GIVE ATHLETES THE COMPETITIVE EDGE WITH THE NASM-PES6 April 2018
The NASM Performance Enhancement Specialisation (NASM-PES) was developed to teach fitness professionals how to elevate an athlete’s training to achieve noticeable results while also decreasing the chance for injury. When working with athletes, the most important responsibility of a fitness professional is to ensure safety both on and off the playing field. The opportunity to put these types of skills and knowledge to work is huge.
Consider injury rates in collegiate athletes, who have an estimated 11,000 ankle sprains annually (Hootman, Dick & Agel 2007). For these athletes, the initial injury can lead to reoccurring ankle sprains and even osteoarthritis later in life. Knee injuries are another common occurrence in sports (Saltzman et al. 2005). Following an ACL injury requiring surgical intervention, only 75% of those individuals are able to return to previous activity levels (Noyes et al. 1983). These staggering numbers establish a need for fitness professionals to have the knowledge and skills to work with athletes to not only prevent injury but assist athletes in returning to their previous levels of performance post-injury. The NASM Performance Enhancement Specialisation provides the tools to accomplish these goals, while also assisting athletes in improving their own skill set.
Athletes expect results for the time, effort and money that they put into their training. Their goal is to improve their performance—a fitness professional’s goal is to get them to that level while keeping them in the game and off the injured list. Enhancing performance occurs in systematic and progressive steps. This is one of the many reasons why understanding an integrated training system is so important for fitness professionals who are working with athletes of any level. Applying the integrated, functional approach of the NASM-PES course to athletic development will lead to high levels of dynamic flexibility, core strength, neuromuscular control, power, speed, agility, quickness and functional strength. From stabilisation to maximal power development, each component of training is going to assist an athlete in reaching their peak performance capabilities while avoiding the rehabilitation room.

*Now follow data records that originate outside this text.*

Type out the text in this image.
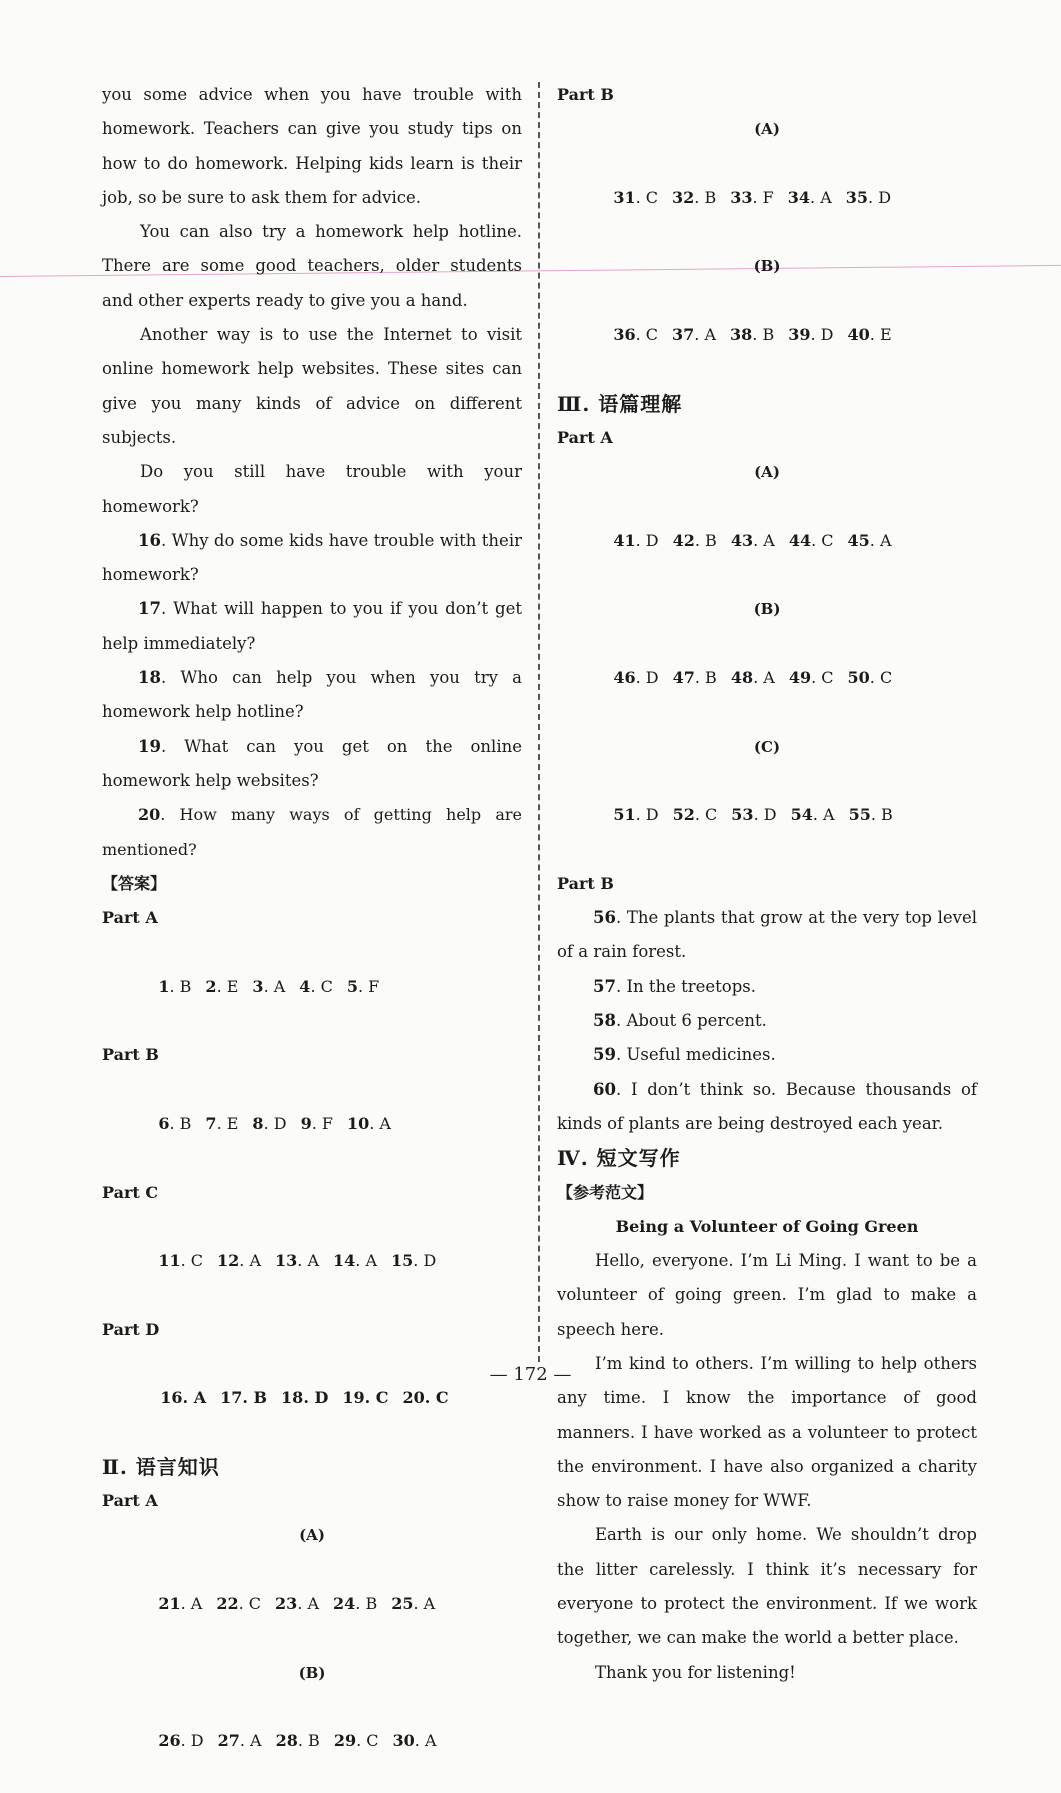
you some advice when you have trouble with homework. Teachers can give you study tips on how to do homework. Helping kids learn is their job, so be sure to ask them for advice.

You can also try a homework help hotline. There are some good teachers, older students and other experts ready to give you a hand.

Another way is to use the Internet to visit online homework help websites. These sites can give you many kinds of advice on different subjects.

Do you still have trouble with your homework?

16. Why do some kids have trouble with their homework?

17. What will happen to you if you don’t get help immediately?

18. Who can help you when you try a homework help hotline?

19. What can you get on the online homework help websites?

20. How many ways of getting help are mentioned?

【答案】

Part A

1. B 2. E 3. A 4. C 5. F

Part B

6. B 7. E 8. D 9. F 10. A

Part C

11. C 12. A 13. A 14. A 15. D

Part D

16. A 17. B 18. D 19. C 20. C

Ⅱ. 语言知识

Part A

(A)

21. A 22. C 23. A 24. B 25. A

(B)

26. D 27. A 28. B 29. C 30. A

Part B

(A)

31. C 32. B 33. F 34. A 35. D

(B)

36. C 37. A 38. B 39. D 40. E

Ⅲ. 语篇理解

Part A

(A)

41. D 42. B 43. A 44. C 45. A

(B)

46. D 47. B 48. A 49. C 50. C

(C)

51. D 52. C 53. D 54. A 55. B

Part B

56. The plants that grow at the very top level of a rain forest.

57. In the treetops.

58. About 6 percent.

59. Useful medicines.

60. I don’t think so. Because thousands of kinds of plants are being destroyed each year.

Ⅳ. 短文写作

【参考范文】

Being a Volunteer of Going Green

Hello, everyone. I’m Li Ming. I want to be a volunteer of going green. I’m glad to make a speech here.

I’m kind to others. I’m willing to help others any time. I know the importance of good manners. I have worked as a volunteer to protect the environment. I have also organized a charity show to raise money for WWF.

Earth is our only home. We shouldn’t drop the litter carelessly. I think it’s necessary for everyone to protect the environment. If we work together, we can make the world a better place.

Thank you for listening!

— 172 —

In order to increase performance, the fitness professional also needs to have a solid understanding of multiple training concepts. One example is understanding the stretch-shortening cycle and how to effectively use it within an athlete’s training programme. Here, by capturing the power of an eccentric muscle contraction and transferring it to an explosive concentric contraction, the athlete will be able to develop high levels of power in athletic activities. When applied appropriately, this can be utilised across all planes of motion. Sports occur in all three planes, often times simultaneously, not just in one or two planes. It is important that the athlete has the ability to stabilise, reduce and produce forces in all three planes effectively, or they risk a reduced level of performance and an increased likelihood of injury.
Ultimately, a well-designed performance enhancement programme will improve an athlete’s ability to execute their sports skills on the playing field while preventing injuries that could sideline them. If you’re ready to expand your training skills to meet the needs of the serious athlete, weekend warrior or league player, check out the updated NASM Performance Enhancement Specialisation.

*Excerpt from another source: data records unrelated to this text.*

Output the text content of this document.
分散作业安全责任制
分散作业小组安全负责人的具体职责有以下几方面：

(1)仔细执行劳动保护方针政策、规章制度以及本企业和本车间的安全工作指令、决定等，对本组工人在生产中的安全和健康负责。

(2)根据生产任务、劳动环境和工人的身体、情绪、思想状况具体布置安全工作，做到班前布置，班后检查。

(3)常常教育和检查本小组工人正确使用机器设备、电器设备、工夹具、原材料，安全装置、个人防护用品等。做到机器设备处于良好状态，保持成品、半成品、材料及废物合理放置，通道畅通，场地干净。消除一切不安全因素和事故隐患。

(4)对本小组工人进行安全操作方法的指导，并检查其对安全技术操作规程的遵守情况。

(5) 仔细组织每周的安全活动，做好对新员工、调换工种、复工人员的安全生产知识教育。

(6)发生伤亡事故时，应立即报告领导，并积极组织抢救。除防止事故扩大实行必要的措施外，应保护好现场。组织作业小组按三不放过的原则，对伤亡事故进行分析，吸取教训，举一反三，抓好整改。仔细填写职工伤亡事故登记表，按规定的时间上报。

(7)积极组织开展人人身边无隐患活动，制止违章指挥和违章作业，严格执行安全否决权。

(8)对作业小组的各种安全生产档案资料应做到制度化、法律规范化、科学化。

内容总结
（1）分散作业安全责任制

By National Academy of Sports Medicine (NASM)
Hootman, J., Dick, R. & Agel, J. 2007. Epidemiology of collegiate injuries for 15 sports; summary and recommendations for injury prevention initiatives. Journal of Athletic Training, 42, 311-319.
Noyes, F., et al. 1983. The symptomatic anterior cruciate-deficient knee. Part I: the long-term functional disability in athletically active individuals. Journal of Bone and Joint Surgery AM, 65, 154-162.
Saltzman, C., et al. 2005. Epidemiology of ankle arthritis; report of a consecutive series of 639 patients from a tertiary orthopaedic center. Iowa Orthopaedic Journal, 25, 44-46.